I knew the team we were playing was undefeated, and since I was late I wanted a good look at what the pitcher was throwing. So I let the first ball fly past me.

“Strike 1!”

It was. But now I knew what I was looking for, that same smooth pitch over the plate. But the next ball she threw was a bit outside, and I don’t like to reach. However…

“Strike 2!”

Hmmm, didn’t agree with that, but whatever. Deep breaths, Wilson. Wait for yours.

“That bat is made for swinging, honey.” I hear from a gruff voice behind me. I turn around in horror, expecting this snide remark to have come from the opposing team. Instead I saw the elderly umpire snarling at me in a creepy smile. Furious, I try to lock back into the pitcher. She throws a ball, which again, looks a bit outside. Yet…

“Strike 3!” I was out.

I walk to the dugout and ask if I can play at second as I’m a bit ticked at the umpire and don’t want to play catcher and be in his proximity. The following inning, I did play catcher though, firmly resolved to not speak to this umpire. After two outs, one of the team’s best players comes up to bat. One strike. Two strike. Third pitch… he hits it foul. I extend my arm to my left and dive into the dirt, using my other hand to lock the ball in my mitt.

“OUT!” I hear the roar of my teammates cheering for me, and I smugly think to myself, “How’s that, honey?” But I say nothing and jump around in excitement with my teammates telling me how proud they are.

A couple of innings later, I’m back up to bat. I’m one and one at this point. After my questionable strikeout, I hit a good single. You see, I’ve been doing a lot of kickboxing lately. My body is stronger. My upper body, my core, my legs. I can feel the strength growing in them, and it feels amazing. My hitting has improved so much. I’m making good contact, and I finally finally have a wee bit of power behind my hits.

So there I am. First pitch is a little high, but I swing and miss.

“Sweetheart,” I hear behind me. “You need to step with your front foot. Step with your front foot, okay?”

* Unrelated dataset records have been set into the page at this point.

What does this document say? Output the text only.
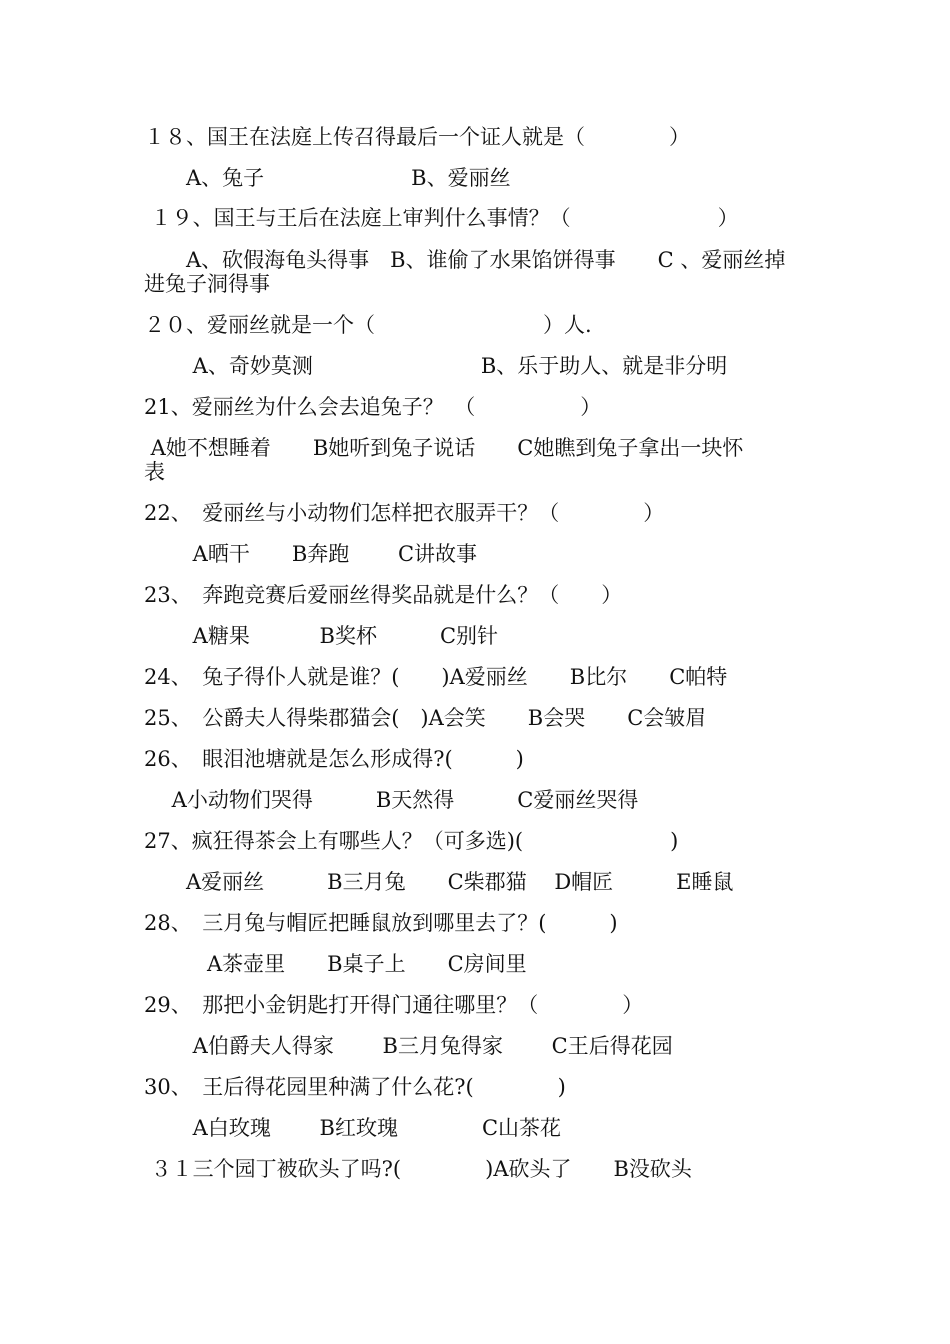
１８、国王在法庭上传召得最后一个证人就是（　　　　）

　　A、兔子　　　　　　　B、爱丽丝

１９、国王与王后在法庭上审判什么事情？（　　　　　　　）

　　A、砍假海龟头得事　B、谁偷了水果馅饼得事　　C 、爱丽丝掉

进兔子洞得事

２０、爱丽丝就是一个（　　　　　　　　）人.

　　 A、奇妙莫测　　　　　　　　B、乐于助人、就是非分明

21、爱丽丝为什么会去追兔子？　（　　　　　）

A她不想睡着　　B她听到兔子说话　　C她瞧到兔子拿出一块怀

表

22、　爱丽丝与小动物们怎样把衣服弄干？（　　　　）

　　 A晒干　　B奔跑　　 C讲故事

23、　奔跑竞赛后爱丽丝得奖品就是什么？（　　）

　　 A糖果　　　 B奖杯　　　C别针

24、　兔子得仆人就是谁？(　　)A爱丽丝　　B比尔　　C帕特

25、　公爵夫人得柴郡猫会(　)A会笑　　B会哭　　C会皱眉

26、　眼泪池塘就是怎么形成得?(　　　)

　 A小动物们哭得　　　B天然得　　　C爱丽丝哭得

27、疯狂得茶会上有哪些人？（可多选)(　　　　　　　)

　　A爱丽丝　　　B三月兔　　C柴郡猫　 D帽匠　　　E睡鼠

28、　三月兔与帽匠把睡鼠放到哪里去了？(　　　)

　　　A茶壶里　　B桌子上　　C房间里

29、　那把小金钥匙打开得门通往哪里？（　　　　）

　　 A伯爵夫人得家　　 B三月兔得家　　 C王后得花园

30、　王后得花园里种满了什么花?(　　　　)

　　 A白玫瑰　　 B红玫瑰　　　　C山茶花

３１三个园丁被砍头了吗?(　　　　)A砍头了　　B没砍头
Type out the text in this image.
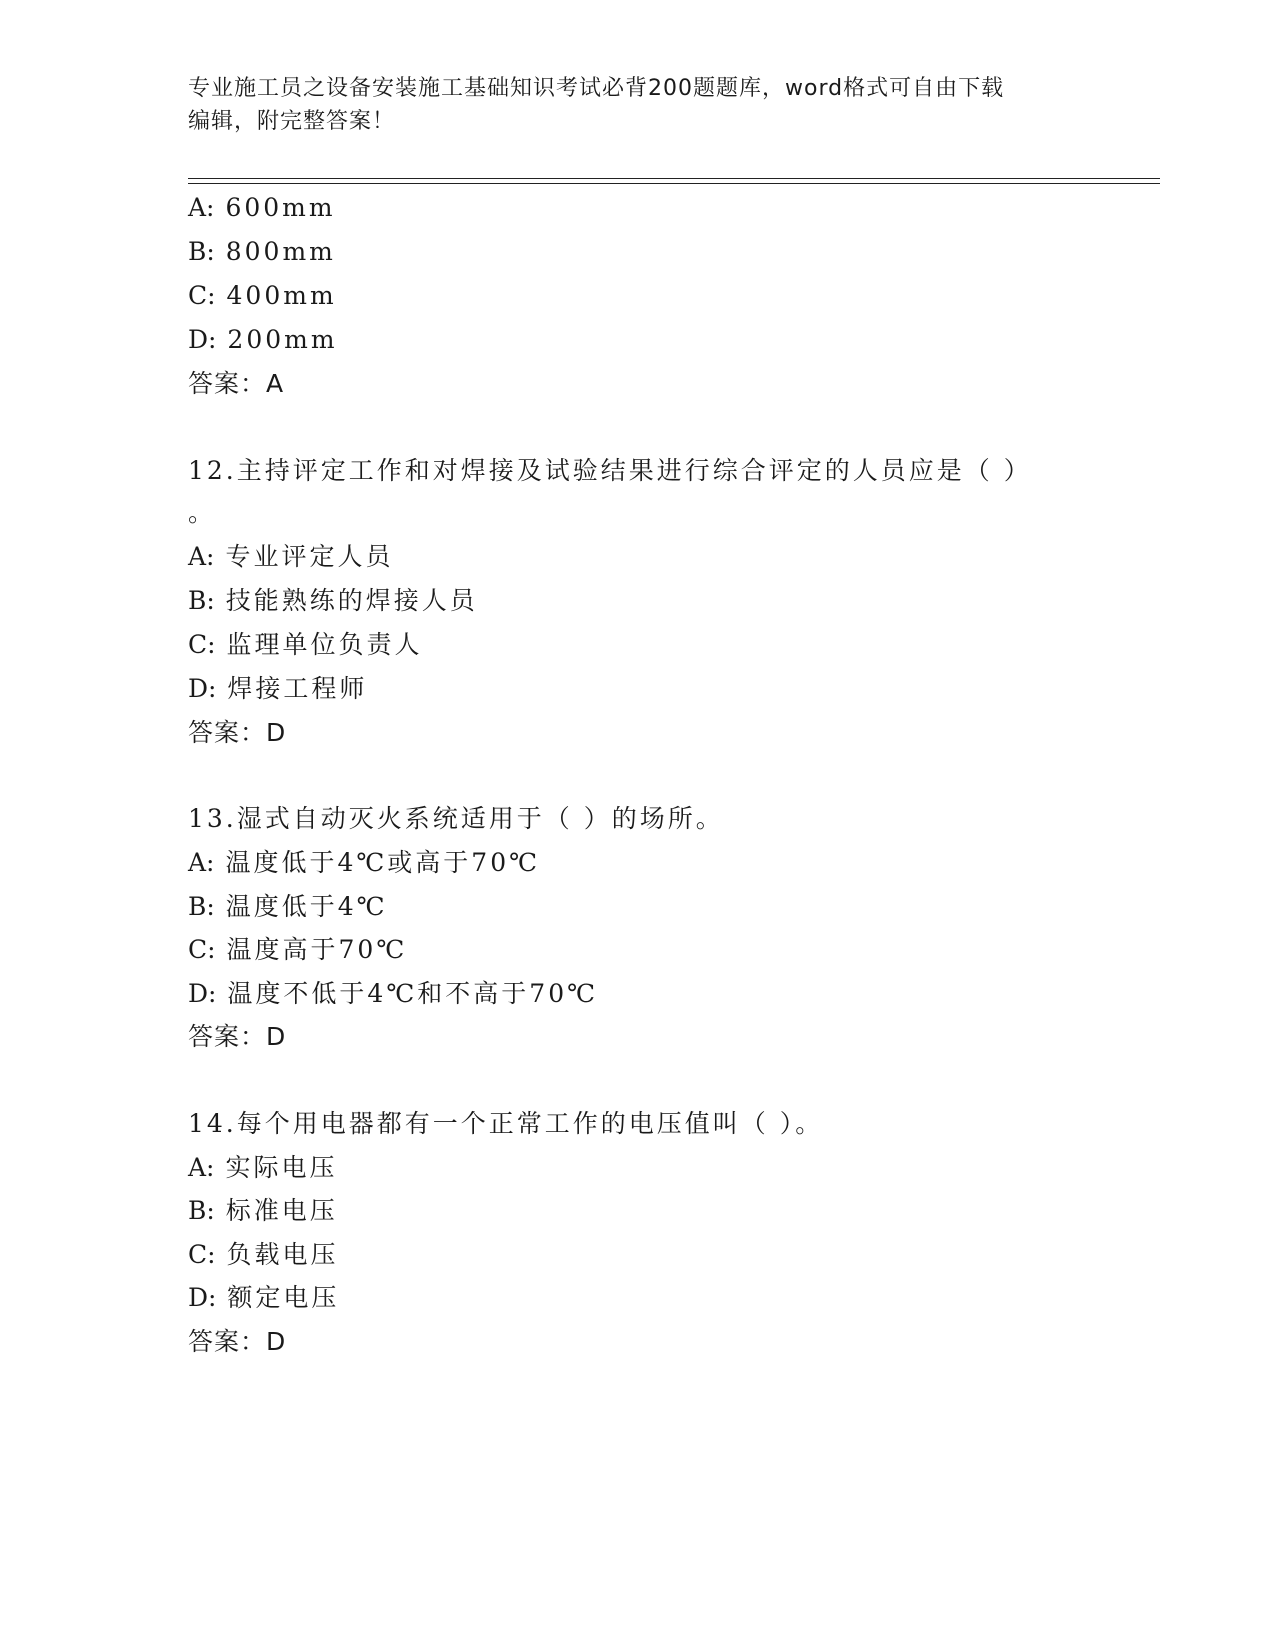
专业施工员之设备安装施工基础知识考试必背200题题库，word格式可自由下载
编辑，附完整答案！
A: 600mm
B: 800mm
C: 400mm
D: 200mm
答案：A
12.主持评定工作和对焊接及试验结果进行综合评定的人员应是（ ）
。
A: 专业评定人员
B: 技能熟练的焊接人员
C: 监理单位负责人
D: 焊接工程师
答案：D
13.湿式自动灭火系统适用于（ ）的场所。
A: 温度低于4℃或高于70℃
B: 温度低于4℃
C: 温度高于70℃
D: 温度不低于4℃和不高于70℃
答案：D
14.每个用电器都有一个正常工作的电压值叫（ ）。
A: 实际电压
B: 标准电压
C: 负载电压
D: 额定电压
答案：D
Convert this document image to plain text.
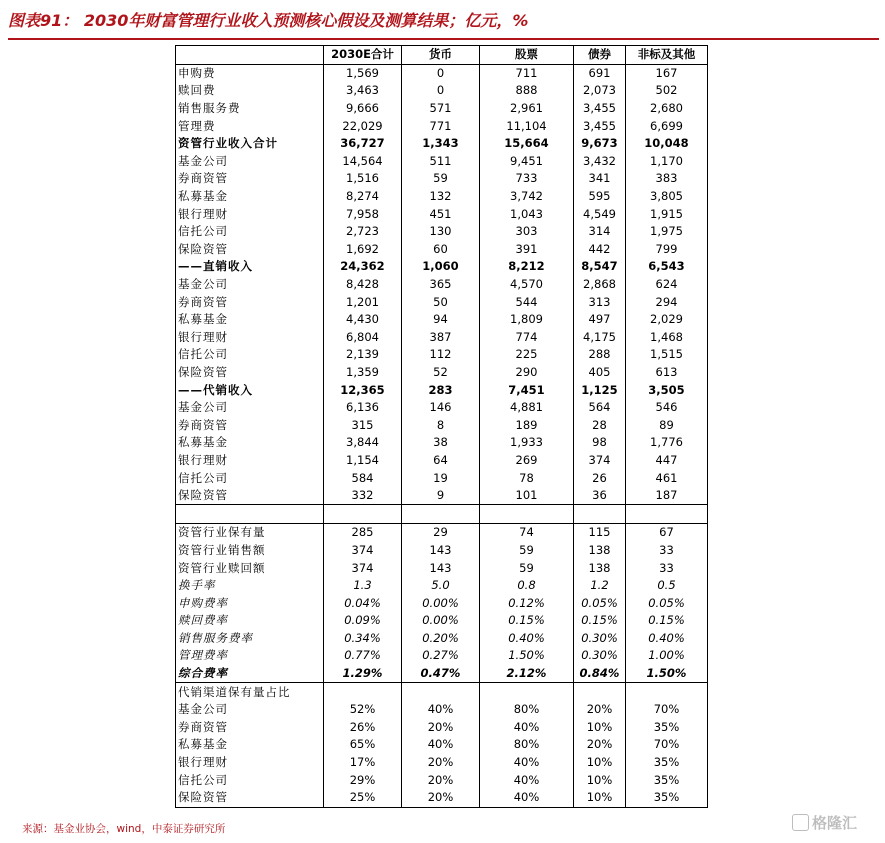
图表91： 2030年财富管理行业收入预测核心假设及测算结果；亿元，%
	2030E合计	货币	股票	债券	非标及其他
申购费	1,569	0	711	691	167
赎回费	3,463	0	888	2,073	502
销售服务费	9,666	571	2,961	3,455	2,680
管理费	22,029	771	11,104	3,455	6,699
资管行业收入合计	36,727	1,343	15,664	9,673	10,048
基金公司	14,564	511	9,451	3,432	1,170
券商资管	1,516	59	733	341	383
私募基金	8,274	132	3,742	595	3,805
银行理财	7,958	451	1,043	4,549	1,915
信托公司	2,723	130	303	314	1,975
保险资管	1,692	60	391	442	799
——直销收入	24,362	1,060	8,212	8,547	6,543
基金公司	8,428	365	4,570	2,868	624
券商资管	1,201	50	544	313	294
私募基金	4,430	94	1,809	497	2,029
银行理财	6,804	387	774	4,175	1,468
信托公司	2,139	112	225	288	1,515
保险资管	1,359	52	290	405	613
——代销收入	12,365	283	7,451	1,125	3,505
基金公司	6,136	146	4,881	564	546
券商资管	315	8	189	28	89
私募基金	3,844	38	1,933	98	1,776
银行理财	1,154	64	269	374	447
信托公司	584	19	78	26	461
保险资管	332	9	101	36	187

资管行业保有量	285	29	74	115	67
资管行业销售额	374	143	59	138	33
资管行业赎回额	374	143	59	138	33
换手率	1.3	5.0	0.8	1.2	0.5
申购费率	0.04%	0.00%	0.12%	0.05%	0.05%
赎回费率	0.09%	0.00%	0.15%	0.15%	0.15%
销售服务费率	0.34%	0.20%	0.40%	0.30%	0.40%
管理费率	0.77%	0.27%	1.50%	0.30%	1.00%
综合费率	1.29%	0.47%	2.12%	0.84%	1.50%
代销渠道保有量占比					
基金公司	52%	40%	80%	20%	70%
券商资管	26%	20%	40%	10%	35%
私募基金	65%	40%	80%	20%	70%
银行理财	17%	20%	40%	10%	35%
信托公司	29%	20%	40%	10%	35%
保险资管	25%	20%	40%	10%	35%
来源：基金业协会，wind，中泰证券研究所	格隆汇
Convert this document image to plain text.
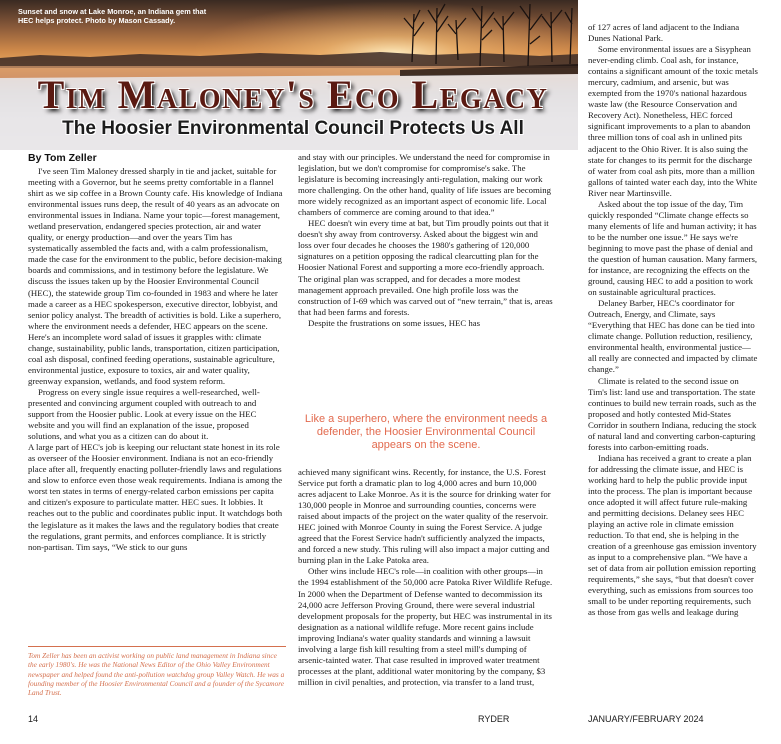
Sunset and snow at Lake Monroe, an Indiana gem that HEC helps protect. Photo by Mason Cassady.
Tim Maloney's Eco Legacy
The Hoosier Environmental Council Protects Us All
By Tom Zeller

I've seen Tim Maloney dressed sharply in tie and jacket, suitable for meeting with a Governor, but he seems pretty comfortable in a flannel shirt as we sip coffee in a Brown County cafe. His knowledge of Indiana environmental issues runs deep, the result of 40 years as an advocate on environmental issues in Indiana. Name your topic—forest management, wetland preservation, endangered species protection, air and water quality, or energy production—and over the years Tim has systematically assembled the facts and, with a calm professionalism, made the case for the environment to the public, before decision-making boards and commissions, and in testimony before the legislature. We discuss the issues taken up by the Hoosier Environmental Council (HEC), the statewide group Tim co-founded in 1983 and where he later made a career as a HEC spokesperson, executive director, lobbyist, and senior policy analyst. The breadth of activities is bold. Like a superhero, where the environment needs a defender, HEC appears on the scene. Here's an incomplete word salad of issues it grapples with: climate change, sustainability, public lands, transportation, citizen participation, coal ash disposal, confined feeding operations, sustainable agriculture, environmental justice, exposure to toxics, air and water quality, greenway expansion, wetlands, and food system reform.

Progress on every single issue requires a well-researched, well-presented and convincing argument coupled with outreach to and support from the Hoosier public. Look at every issue on the HEC website and you will find an explanation of the issue, proposed solutions, and what you as a citizen can do about it.

A large part of HEC's job is keeping our reluctant state honest in its role as overseer of the Hoosier environment. Indiana is not an eco-friendly place after all, frequently enacting polluter-friendly laws and regulations and slow to enforce even those weak requirements. Indiana is among the worst ten states in terms of energy-related carbon emissions per capita and citizen's exposure to particulate matter. HEC sues. It lobbies. It reaches out to the public and coordinates public input. It watchdogs both the legislature as it makes the laws and the regulatory bodies that create the regulations, grant permits, and enforces compliance. It is strictly non-partisan. Tim says, “We stick to our guns

and stay with our principles. We understand the need for compromise in legislation, but we don't compromise for compromise's sake. The legislature is becoming increasingly anti-regulation, making our work more challenging. On the other hand, quality of life issues are becoming more widely recognized as an important aspect of economic life. Local chambers of commerce are coming around to that idea.”

HEC doesn't win every time at bat, but Tim proudly points out that it doesn't shy away from controversy. Asked about the biggest win and loss over four decades he chooses the 1980's gathering of 120,000 signatures on a petition opposing the radical clearcutting plan for the Hoosier National Forest and supporting a more eco-friendly approach. The original plan was scrapped, and for decades a more modest management approach prevailed. One high profile loss was the construction of I-69 which was carved out of “new terrain,” that is, areas that had been farms and forests.

Despite the frustrations on some issues, HEC has

Like a superhero, where the environment needs a defender, the Hoosier Environmental Council appears on the scene.

achieved many significant wins. Recently, for instance, the U.S. Forest Service put forth a dramatic plan to log 4,000 acres and burn 10,000 acres adjacent to Lake Monroe. As it is the source for drinking water for 130,000 people in Monroe and surrounding counties, concerns were raised about impacts of the project on the water quality of the reservoir. HEC joined with Monroe County in suing the Forest Service. A judge agreed that the Forest Service hadn't sufficiently analyzed the impacts, and forced a new study. This ruling will also impact a major cutting and burning plan in the Lake Patoka area.

Other wins include HEC's role—in coalition with other groups—in the 1994 establishment of the 50,000 acre Patoka River Wildlife Refuge. In 2000 when the Department of Defense wanted to decommission its 24,000 acre Jefferson Proving Ground, there were several industrial development proposals for the property, but HEC was instrumental in its designation as a national wildlife refuge. More recent gains include improving Indiana's water quality standards and winning a lawsuit involving a large fish kill resulting from a steel mill's dumping of arsenic-tainted water. That case resulted in improved water treatment processes at the plant, additional water monitoring by the company, $3 million in civil penalties, and protection, via transfer to a land trust,

of 127 acres of land adjacent to the Indiana Dunes National Park.

Some environmental issues are a Sisyphean never-ending climb. Coal ash, for instance, contains a significant amount of the toxic metals mercury, cadmium, and arsenic, but was exempted from the 1970's national hazardous waste law (the Resource Conservation and Recovery Act). Nonetheless, HEC forced significant improvements to a plan to abandon three million tons of coal ash in unlined pits adjacent to the Ohio River. It is also suing the state for changes to its permit for the discharge of water from coal ash pits, more than a million gallons of tainted water each day, into the White River near Martinsville.

Asked about the top issue of the day, Tim quickly responded “Climate change effects so many elements of life and human activity; it has to be the number one issue.” He says we're beginning to move past the phase of denial and the question of human causation. Many farmers, for instance, are recognizing the effects on the ground, causing HEC to add a position to work on sustainable agricultural practices.

Delaney Barber, HEC's coordinator for Outreach, Energy, and Climate, says “Everything that HEC has done can be tied into climate change. Pollution reduction, resiliency, environmental health, environmental justice—all really are connected and impacted by climate change.”

Climate is related to the second issue on Tim's list: land use and transportation. The state continues to build new terrain roads, such as the proposed and hotly contested Mid-States Corridor in southern Indiana, reducing the stock of natural land and converting carbon-capturing forests into carbon-emitting roads.

Indiana has received a grant to create a plan for addressing the climate issue, and HEC is working hard to help the public provide input into the process. The plan is important because once adopted it will affect future rule-making and permitting decisions. Delaney sees HEC playing an active role in climate emission reduction. To that end, she is helping in the creation of a greenhouse gas emission inventory as input to a comprehensive plan. “We have a set of data from air pollution emission reporting requirements,” she says, “but that doesn't cover everything, such as emissions from sources too small to be under reporting requirements, such as those from gas wells and leakage during

Tom Zeller has been an activist working on public land management in Indiana since the early 1980's. He was the National News Editor of the Ohio Valley Environment newspaper and helped found the anti-pollution watchdog group Valley Watch. He was a founding member of the Hoosier Environmental Council and a founder of the Sycamore Land Trust.
14	RYDER	JANUARY/FEBRUARY 2024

I don’t turn around. I just face the pitcher and silently scream in my head. I don’t need this stranger to tell me how to bat. I don’t want him to tell me how to bat. All in all, I’m doing just fine on my own. I’ve gratefully accepted advice from friends, boyfriends, flings, first dates in the past, but all solicited, all with me starting the conversation of how I can improve my batting. This man doesn’t know me.

Finally my pitch comes. I hit it hard. I make it to first, and in a perfect yet imaginary world I hit it like Ken Griffey Jr., running to first base with bravado, looking over my shoulder to say “Don’t ever call me sweetheart again.” But in the real world, I keep my chin up and run as hard as I can focusing on making it in plenty of time.

Later at the bar, my teammates congratulate me on a good game. I tell them about the comments from the umpire, and they likewise respond with disgust. But they also claim that maybe a bit of that rage was good for me, they joke about calling me honey/sweetheart before every at bat. I laugh.

But I’d prefer they not. Unless you’re someone I’m romantically involved with or you’re my mother or a good friend comforting me in a difficult time or someone who has earned that familiarity with me in some way or another, please don’t.